Rush would know from bullying, that's for sure.

Victor said...

What aimai said!

Brilliant!

aimai said...

I think this is apropos (from politico via someone but I already can't remember who)

The House Republican leadership has not yet weighed in on the details of this plan. This is not a fight they are relishing in the middle of an election year. Speaker John Boehner (R-Ohio), Majority Leader Eric Cantor (R-Va.) and Majority Whip Kevin McCarthy (R-Calif.) all raise piles of money from Wall Street and their reaction will be watched closely by industry insiders.

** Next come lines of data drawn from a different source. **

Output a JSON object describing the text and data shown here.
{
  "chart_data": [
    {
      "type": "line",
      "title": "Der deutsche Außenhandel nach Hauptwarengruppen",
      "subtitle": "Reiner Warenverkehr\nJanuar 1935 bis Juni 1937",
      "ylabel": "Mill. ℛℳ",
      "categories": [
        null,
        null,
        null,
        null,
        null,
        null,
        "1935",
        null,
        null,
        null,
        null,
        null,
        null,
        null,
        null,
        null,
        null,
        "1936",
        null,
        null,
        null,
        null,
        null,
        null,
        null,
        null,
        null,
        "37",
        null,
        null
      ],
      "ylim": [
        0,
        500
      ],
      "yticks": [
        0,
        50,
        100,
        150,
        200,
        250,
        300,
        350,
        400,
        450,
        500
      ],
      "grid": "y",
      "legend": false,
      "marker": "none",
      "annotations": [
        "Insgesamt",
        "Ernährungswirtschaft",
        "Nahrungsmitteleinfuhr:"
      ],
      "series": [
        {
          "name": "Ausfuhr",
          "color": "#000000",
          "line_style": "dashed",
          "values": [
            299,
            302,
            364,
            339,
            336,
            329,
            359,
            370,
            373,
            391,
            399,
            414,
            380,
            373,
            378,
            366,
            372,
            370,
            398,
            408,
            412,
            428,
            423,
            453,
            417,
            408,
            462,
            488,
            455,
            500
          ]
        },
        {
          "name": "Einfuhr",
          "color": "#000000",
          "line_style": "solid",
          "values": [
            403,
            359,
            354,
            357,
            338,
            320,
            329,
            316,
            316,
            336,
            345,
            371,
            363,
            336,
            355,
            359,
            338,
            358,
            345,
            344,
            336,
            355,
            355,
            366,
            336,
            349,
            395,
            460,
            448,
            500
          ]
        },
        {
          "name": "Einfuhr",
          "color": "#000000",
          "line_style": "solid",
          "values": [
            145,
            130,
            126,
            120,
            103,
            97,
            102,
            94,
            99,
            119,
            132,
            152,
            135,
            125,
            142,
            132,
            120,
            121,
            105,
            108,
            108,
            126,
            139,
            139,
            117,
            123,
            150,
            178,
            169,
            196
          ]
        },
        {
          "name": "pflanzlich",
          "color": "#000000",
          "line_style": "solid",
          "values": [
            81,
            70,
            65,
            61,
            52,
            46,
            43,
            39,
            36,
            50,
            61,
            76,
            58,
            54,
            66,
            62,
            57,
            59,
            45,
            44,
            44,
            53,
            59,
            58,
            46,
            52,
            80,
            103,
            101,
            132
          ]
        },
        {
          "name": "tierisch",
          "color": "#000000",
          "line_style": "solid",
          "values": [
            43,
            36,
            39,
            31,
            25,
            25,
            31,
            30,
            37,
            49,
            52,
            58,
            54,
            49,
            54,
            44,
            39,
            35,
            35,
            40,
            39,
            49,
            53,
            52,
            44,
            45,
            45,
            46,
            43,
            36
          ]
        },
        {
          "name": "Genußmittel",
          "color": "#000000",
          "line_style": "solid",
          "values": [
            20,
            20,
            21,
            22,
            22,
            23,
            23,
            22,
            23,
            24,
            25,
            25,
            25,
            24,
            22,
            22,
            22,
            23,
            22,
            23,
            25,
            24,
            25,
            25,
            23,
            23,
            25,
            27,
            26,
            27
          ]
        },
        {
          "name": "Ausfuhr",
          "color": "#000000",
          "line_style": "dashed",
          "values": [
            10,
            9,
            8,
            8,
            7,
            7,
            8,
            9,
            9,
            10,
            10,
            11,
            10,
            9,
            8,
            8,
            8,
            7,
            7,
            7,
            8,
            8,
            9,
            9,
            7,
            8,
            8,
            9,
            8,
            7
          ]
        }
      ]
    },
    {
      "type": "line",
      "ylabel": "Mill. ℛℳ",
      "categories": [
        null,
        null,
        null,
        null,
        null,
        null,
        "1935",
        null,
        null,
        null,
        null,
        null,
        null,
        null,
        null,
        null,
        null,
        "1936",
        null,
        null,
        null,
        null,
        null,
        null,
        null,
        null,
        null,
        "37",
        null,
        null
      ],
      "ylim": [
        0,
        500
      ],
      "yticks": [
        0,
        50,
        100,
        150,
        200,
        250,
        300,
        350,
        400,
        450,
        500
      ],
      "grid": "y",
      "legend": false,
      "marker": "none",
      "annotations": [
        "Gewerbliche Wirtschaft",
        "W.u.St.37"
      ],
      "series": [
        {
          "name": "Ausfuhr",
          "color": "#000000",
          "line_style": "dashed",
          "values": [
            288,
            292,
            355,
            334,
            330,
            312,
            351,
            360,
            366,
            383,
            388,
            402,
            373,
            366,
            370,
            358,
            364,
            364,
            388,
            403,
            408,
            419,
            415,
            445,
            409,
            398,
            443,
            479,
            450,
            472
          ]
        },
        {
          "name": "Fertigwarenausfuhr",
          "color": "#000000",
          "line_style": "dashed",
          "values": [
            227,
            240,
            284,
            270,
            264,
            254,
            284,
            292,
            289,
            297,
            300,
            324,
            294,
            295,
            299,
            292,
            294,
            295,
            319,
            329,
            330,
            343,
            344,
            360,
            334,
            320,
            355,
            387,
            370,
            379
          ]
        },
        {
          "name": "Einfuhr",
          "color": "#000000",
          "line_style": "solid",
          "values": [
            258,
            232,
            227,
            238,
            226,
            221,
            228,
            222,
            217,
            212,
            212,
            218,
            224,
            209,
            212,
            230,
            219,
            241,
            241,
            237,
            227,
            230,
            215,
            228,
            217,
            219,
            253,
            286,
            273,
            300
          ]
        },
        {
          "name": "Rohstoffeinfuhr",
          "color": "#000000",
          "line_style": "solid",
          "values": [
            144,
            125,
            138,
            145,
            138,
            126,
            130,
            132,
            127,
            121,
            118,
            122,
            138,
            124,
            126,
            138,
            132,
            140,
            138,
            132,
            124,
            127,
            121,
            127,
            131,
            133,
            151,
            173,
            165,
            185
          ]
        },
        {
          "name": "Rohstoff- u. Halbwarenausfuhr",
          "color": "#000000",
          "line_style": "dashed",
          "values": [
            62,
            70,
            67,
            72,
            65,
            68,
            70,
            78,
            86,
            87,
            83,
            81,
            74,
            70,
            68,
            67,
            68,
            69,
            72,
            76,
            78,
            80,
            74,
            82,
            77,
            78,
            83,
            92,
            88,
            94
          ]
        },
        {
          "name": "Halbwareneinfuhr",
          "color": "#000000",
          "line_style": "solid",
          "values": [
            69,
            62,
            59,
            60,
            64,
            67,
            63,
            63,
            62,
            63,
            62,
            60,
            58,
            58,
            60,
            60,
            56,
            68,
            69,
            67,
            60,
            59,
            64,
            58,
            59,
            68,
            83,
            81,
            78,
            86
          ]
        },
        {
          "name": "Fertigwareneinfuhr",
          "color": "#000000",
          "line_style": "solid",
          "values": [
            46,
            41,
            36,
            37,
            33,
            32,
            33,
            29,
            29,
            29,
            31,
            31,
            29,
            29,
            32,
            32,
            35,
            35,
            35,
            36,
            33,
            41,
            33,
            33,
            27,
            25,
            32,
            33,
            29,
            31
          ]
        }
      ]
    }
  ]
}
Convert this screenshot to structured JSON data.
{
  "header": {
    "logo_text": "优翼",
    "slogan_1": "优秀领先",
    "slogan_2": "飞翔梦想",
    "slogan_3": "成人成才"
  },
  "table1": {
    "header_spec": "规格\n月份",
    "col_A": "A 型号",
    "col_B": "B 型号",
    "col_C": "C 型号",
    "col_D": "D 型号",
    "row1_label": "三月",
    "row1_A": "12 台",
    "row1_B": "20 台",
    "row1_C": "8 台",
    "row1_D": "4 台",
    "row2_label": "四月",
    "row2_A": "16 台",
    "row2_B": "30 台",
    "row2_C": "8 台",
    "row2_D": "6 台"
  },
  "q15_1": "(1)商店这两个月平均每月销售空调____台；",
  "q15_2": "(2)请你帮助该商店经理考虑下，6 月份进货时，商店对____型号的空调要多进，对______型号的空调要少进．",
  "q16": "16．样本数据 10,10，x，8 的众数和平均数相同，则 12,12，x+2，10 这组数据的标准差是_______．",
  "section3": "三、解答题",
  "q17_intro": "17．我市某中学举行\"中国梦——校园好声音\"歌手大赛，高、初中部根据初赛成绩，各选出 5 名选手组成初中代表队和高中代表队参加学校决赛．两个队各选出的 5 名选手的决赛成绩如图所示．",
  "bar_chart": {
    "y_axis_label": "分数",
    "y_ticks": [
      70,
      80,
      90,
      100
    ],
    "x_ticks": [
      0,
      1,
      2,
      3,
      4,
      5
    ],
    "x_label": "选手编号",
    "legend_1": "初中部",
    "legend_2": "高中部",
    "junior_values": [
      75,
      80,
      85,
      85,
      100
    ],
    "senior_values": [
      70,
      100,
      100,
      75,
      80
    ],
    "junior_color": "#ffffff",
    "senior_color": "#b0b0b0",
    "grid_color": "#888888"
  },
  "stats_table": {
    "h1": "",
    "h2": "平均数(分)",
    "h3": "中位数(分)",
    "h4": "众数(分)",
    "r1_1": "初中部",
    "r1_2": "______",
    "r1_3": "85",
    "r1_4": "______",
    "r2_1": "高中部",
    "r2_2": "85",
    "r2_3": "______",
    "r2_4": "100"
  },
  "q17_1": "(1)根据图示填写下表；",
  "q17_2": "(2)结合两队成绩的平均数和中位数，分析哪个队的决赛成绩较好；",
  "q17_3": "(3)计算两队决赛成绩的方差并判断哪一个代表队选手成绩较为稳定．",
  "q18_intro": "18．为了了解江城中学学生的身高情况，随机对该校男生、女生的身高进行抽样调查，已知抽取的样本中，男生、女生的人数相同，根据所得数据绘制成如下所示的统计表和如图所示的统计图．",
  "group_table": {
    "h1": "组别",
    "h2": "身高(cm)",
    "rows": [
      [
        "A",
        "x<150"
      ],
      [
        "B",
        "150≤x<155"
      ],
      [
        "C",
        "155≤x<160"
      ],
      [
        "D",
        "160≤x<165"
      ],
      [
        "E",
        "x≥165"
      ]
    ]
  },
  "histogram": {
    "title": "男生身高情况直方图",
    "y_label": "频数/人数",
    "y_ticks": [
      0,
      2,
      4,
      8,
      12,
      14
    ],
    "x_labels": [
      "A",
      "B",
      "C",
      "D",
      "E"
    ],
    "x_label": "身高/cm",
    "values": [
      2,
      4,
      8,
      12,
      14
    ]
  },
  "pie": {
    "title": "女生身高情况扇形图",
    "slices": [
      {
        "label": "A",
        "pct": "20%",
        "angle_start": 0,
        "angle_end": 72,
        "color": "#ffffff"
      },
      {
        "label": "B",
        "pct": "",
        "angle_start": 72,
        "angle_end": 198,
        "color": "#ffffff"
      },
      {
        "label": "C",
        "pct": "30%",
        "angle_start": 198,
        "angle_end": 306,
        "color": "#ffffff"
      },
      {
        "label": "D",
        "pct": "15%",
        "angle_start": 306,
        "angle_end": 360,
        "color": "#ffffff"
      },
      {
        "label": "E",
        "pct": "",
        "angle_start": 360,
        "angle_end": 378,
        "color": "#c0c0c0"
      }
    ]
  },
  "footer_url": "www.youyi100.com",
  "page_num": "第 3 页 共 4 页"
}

“Tax reform is hard,” one House Republican aide said. “This is why nobody likes to put these specifics on a piece of paper — you have to [screw] somebody. There’s a magical belief among some of our members that you can lower the rate to 25 percent by just eliminating unpopular deductions. The math doesn’t work. You have to end up [screwing] somebody.”

Philo Vaihinger said...

Consider that this "war for religious liberty" is being fought primarily in the South and the heavily Protestant West.

Consider that if these people are allowed to discriminate against gays on religious grounds it won't be long before somebody reminds us that for at least some brands of American Christians discrimination against non-whites would also be a free exercise issue.

If they can refuse to provide services to same sex couples they can refuse to provide services to couples of mixed race.

You think nobody today would insist that miscegenation violates God's law?

Even the Supremes should be smart enough to see the connection, and unwilling to allow racial discrimination.

Don't expect the federal courts to let this kind of nonsense stand, even if Brewer signs the bill.

aimai said...

Wll, thats the whole point of the bill, of course, to be a provocation and a thumb in the eye of the federal state and of the national state--that is: another way of reminding certain voters that "local" feelings and standards are not being respected.